For the record, my greatest concern with desiccated thyroid (or levothyroxine or T3) is when they prescribed in a manner that results in long-term exogenous hyperthyroidism.

If a patient is not hyperthyroid and they are doing better on one product vs. another, it is very hard to argue against that.

Comment by Renee Honeycutt -- January 9, 2009 01:14 PM

after being diagnosed of hypothyroid i was placed on synthroid and was on this for several years with out improvement. after doing the research i found out about an antiquated therapy called Armour, so i thought i would give it a try as nothing else was working. It DOES work and much better than the T4 alone, i believe some of us do not do well on T4 drugs alone. My question to you would be why not treat the patient with what works better for that individual? Are you as a Doctor supposed to do your best for each patient, we are not the same? Also Armour is regulated and and does contain the correct amount of T3 and T4 needed.

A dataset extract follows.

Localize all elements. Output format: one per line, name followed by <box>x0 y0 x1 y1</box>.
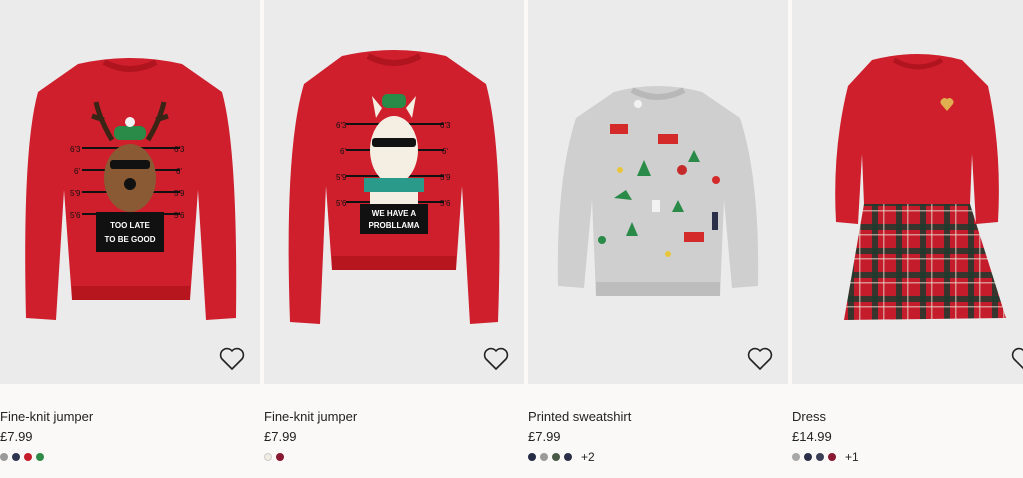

Comment by Dr H. Knafo -- January 8, 2009 12:49 PM

Dear Colleague. Let me first thank you for writing on this somehow controversial but essential subject. There are a few points that I would like to clarify: 1. USP standards is the standards used by pharma companies and the FDA and the variabilities of T3 and T4 in dessicated thyroid you are mentionning are inaccurate since the API HAS TO BE tested and should be in the range requested by the FDA. Values in the ``Big Red Book`` have been chalenged and are outdated (studies from the 80`s).
Second point is that Synthetic levothyroxine holds an undisputed literature pertaining to its beneficial usage in hypothyroidism and most patients treated with levothyroxine do well. However it seems from the many testimonial of patients I received and a recent survey from the UK thyroid group that there may be a subgroup of patients responding and feeling better with natural desiccated thyroid.
I do think that further evidence based studies are needed to be able to reject desiccated thyroid as an alternative treatment to hypothyrodism.